Malignant melanomas do not uniformly retain expression of melanocytic gene products-an observation associated with diagnostic dilemmas. Microphthalmia transcription factor (Mitf) is a melanocytic nuclear protein critical for the embryonic development and postnatal viability of melanocytes. It serves as a master regulator in modulating extracellular signals, such as those triggered by alpha-MSH and c-Kit ligand. Because of its central role in melanocyte survival and to assess its potential use as a histopathological marker for melanoma, Mitf expression was examined in histologically confirmed human melanoma specimens. Western blot analysis of melanoma cell lines revealed consistent expression of two Mitf protein isoforms differing by MAP kinase-mediated phosphorylation. In a series of 76 consecutive human melanoma surgical specimens, 100% stained positively for Mitf with a nuclear pattern of reactivity. In a side-by-side comparison, Mitf staining was positive in melanomas that failed to stain for either HMB-45 or S-100, the most common currently used melanoma markers. Of 60 non-melanoma tumors, none displayed nuclear Mitf staining and two displayed cytoplasmic staining.
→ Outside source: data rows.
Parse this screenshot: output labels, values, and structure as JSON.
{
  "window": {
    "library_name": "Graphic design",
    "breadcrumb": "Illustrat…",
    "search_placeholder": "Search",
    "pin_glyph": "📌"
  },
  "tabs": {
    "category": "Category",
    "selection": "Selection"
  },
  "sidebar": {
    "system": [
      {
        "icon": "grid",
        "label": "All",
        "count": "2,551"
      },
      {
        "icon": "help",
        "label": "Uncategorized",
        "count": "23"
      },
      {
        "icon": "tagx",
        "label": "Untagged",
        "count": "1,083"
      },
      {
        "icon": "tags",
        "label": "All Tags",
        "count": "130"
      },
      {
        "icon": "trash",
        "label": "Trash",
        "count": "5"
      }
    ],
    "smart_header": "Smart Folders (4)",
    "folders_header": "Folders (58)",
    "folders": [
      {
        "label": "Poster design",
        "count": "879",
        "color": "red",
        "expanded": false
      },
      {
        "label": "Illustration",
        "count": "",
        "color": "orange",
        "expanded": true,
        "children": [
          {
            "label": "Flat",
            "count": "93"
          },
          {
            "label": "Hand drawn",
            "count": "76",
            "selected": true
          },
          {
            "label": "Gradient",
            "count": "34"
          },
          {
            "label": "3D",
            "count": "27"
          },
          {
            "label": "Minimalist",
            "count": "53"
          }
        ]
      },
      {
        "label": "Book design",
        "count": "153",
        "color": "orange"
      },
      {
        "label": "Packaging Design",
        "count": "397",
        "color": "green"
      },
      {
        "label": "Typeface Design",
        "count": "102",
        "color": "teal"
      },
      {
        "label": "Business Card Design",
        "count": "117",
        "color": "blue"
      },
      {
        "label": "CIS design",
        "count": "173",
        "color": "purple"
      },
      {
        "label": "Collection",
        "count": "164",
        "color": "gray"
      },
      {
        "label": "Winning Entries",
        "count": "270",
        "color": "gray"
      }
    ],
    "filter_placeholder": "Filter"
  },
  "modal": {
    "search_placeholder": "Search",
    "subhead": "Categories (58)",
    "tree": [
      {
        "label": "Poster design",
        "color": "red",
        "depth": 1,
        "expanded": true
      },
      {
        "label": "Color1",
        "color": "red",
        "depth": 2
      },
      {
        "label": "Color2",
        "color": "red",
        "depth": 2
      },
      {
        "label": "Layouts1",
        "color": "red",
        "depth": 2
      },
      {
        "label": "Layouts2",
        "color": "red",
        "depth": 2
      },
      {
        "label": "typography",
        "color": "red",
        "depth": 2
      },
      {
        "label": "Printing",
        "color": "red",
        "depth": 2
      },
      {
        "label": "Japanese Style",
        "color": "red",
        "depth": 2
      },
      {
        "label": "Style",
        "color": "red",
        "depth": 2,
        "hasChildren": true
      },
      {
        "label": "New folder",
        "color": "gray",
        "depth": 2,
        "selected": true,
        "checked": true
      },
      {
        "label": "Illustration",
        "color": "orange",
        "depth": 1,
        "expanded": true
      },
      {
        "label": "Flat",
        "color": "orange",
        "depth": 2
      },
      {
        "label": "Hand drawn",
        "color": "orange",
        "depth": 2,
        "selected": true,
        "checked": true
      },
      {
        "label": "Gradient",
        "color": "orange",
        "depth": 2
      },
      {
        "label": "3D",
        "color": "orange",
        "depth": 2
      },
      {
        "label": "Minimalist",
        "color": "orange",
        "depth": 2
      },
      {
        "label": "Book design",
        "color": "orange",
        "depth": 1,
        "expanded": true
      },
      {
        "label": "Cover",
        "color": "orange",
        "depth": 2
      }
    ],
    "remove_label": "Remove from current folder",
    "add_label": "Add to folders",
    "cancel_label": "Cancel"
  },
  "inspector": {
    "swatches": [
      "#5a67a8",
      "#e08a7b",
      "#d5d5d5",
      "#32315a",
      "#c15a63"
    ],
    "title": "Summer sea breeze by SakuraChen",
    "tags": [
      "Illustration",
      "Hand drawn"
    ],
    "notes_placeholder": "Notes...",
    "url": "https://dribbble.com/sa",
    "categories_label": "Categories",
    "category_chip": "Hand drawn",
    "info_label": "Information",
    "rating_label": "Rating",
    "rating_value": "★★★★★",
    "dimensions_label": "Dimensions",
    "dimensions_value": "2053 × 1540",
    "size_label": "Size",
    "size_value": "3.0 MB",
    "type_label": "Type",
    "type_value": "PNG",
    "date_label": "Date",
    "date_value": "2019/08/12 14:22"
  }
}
Although Mitf does not distinguish benign from malignant melanocytic lesions, for invasive neoplasms it appears to be a highly sensitive and specific histopathological melanocyte marker for melanoma.
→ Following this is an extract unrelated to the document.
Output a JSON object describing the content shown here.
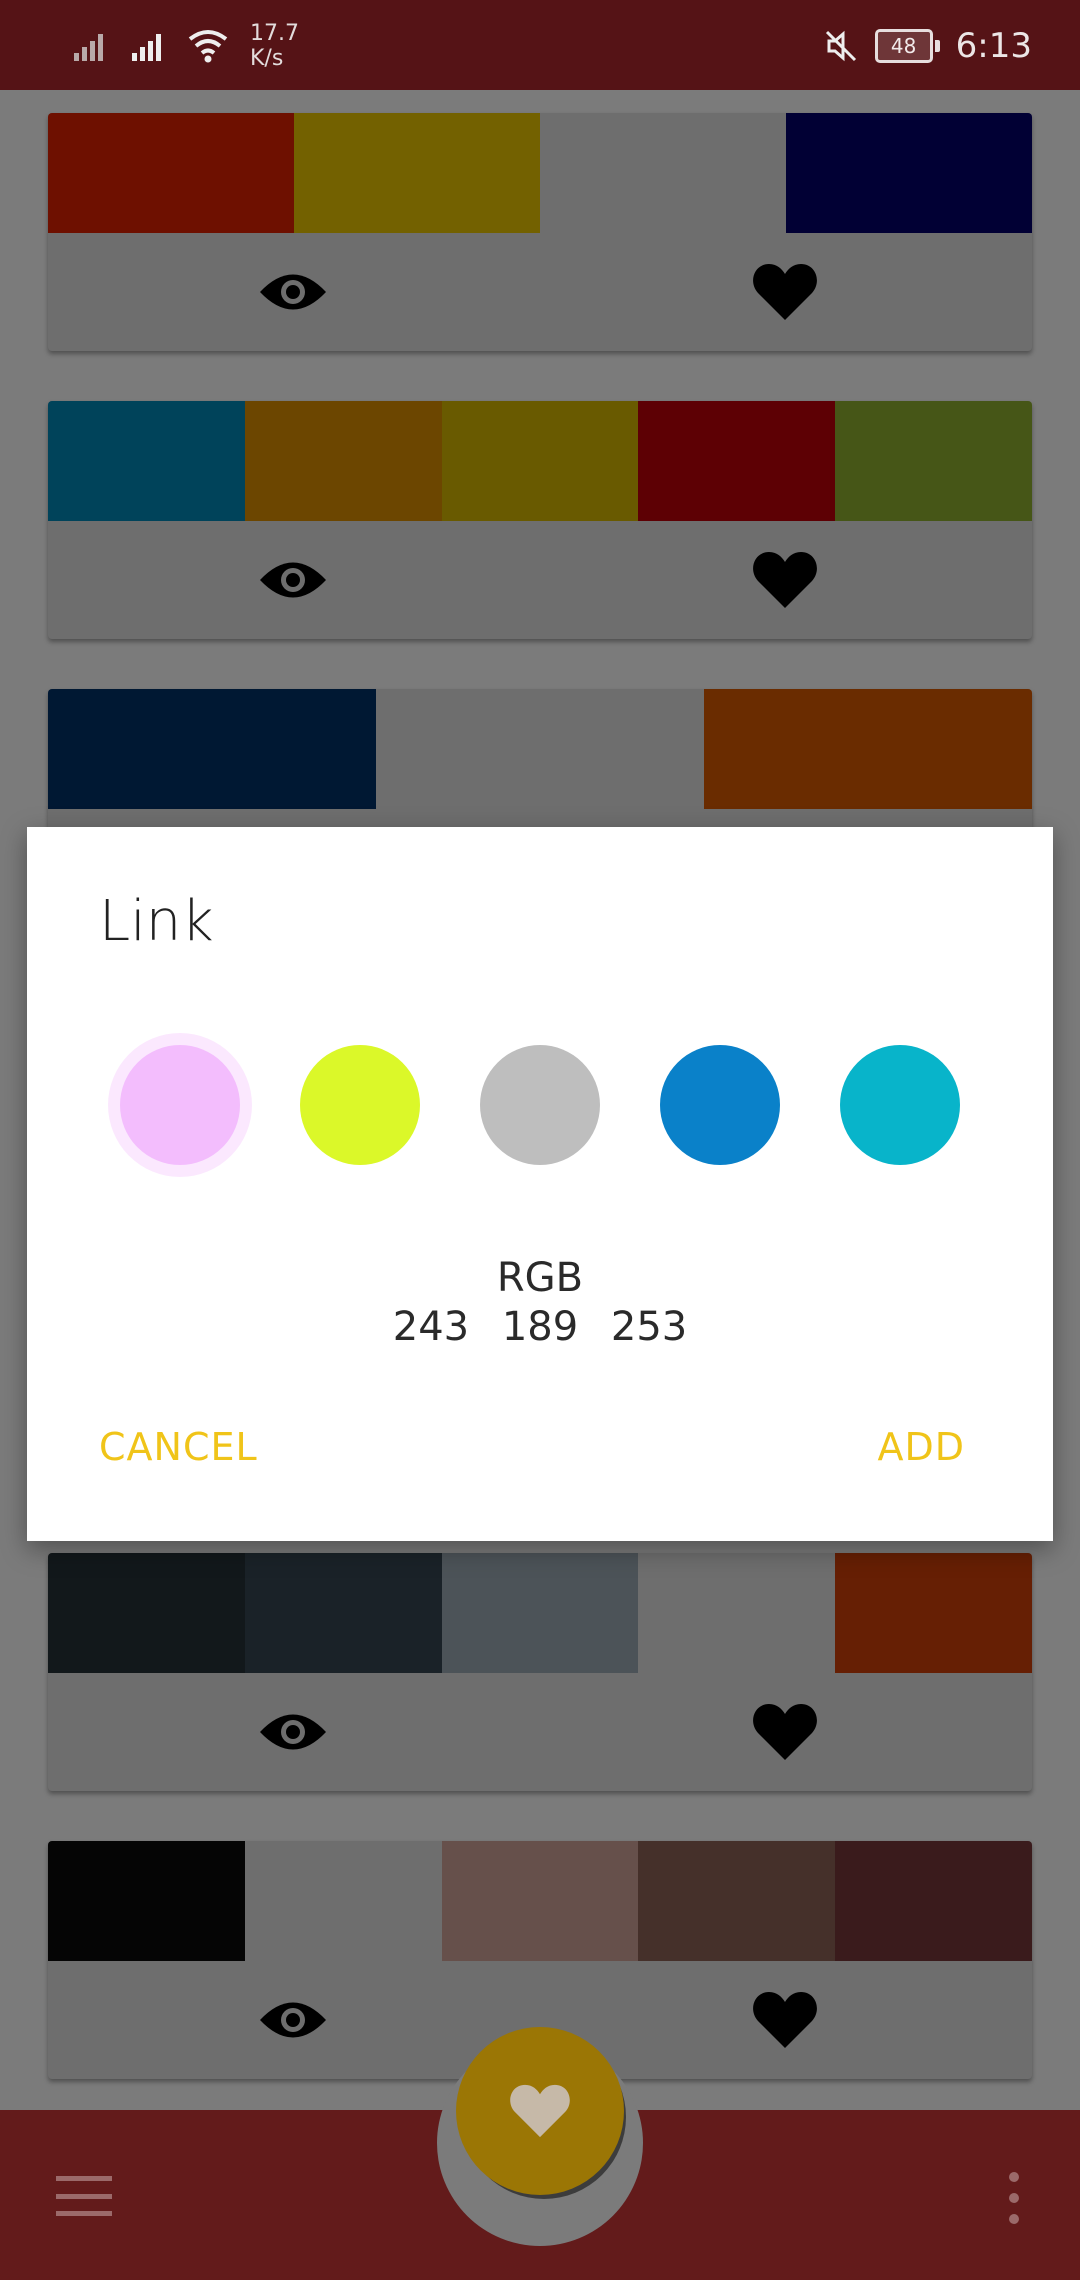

Melanocyte development in vivo and in neural crest cell cultures: crucial dependence on the Mitf basic-helix-loop-helix-zipper transcription factor.

The more than 20 different Mitf mutations in the mouse are all associated with deficiencies in neural crest-derived melanocytes that range from minor functional disturbances with some alleles to complete absence of mature melanocytes with others. In the trunk region of wild-type embryos, Mitf-expressing cells that coexpressed the melanoblast marker Dct and the tyrosine kinase receptor Kit were found in the dorsolateral neural crest migration pathway. In contrast, in embryos homozygous for an Mitf allele encoding a non-functional Mitf protein, Mitf-expressing cells were extremely rare, no Dct expression was ever found, and the number of Kit-expressing cells was much reduced. Wild-type neural crest cell cultures rapidly gave rise to cells that expressed Mitf and coexpressed Kit and Dct. With time in culture, Kit expression was increased, and pigmented, dendritic cells developed. Addition of the Kit ligand Mgf or endothelin 3 or a combination of these factors all rapidly increased the number of Dct-positive cells. Cultures from Mitf mutant embryos initially displayed Mitf-positive cells similar in numbers and Kit-expression as did wild-type cultures. However, Kit expression did not increase with time in culture and the mutant cells never responded to Mgf or endothelin 3, did not express Dct, and never showed pigment. In fact, even Mitf expression was rapidly lost. The results suggest that Mitf first plays a role in promoting the transition of precursor cells to melanoblasts and subsequently, by influencing Kit expression, melanoblast survival.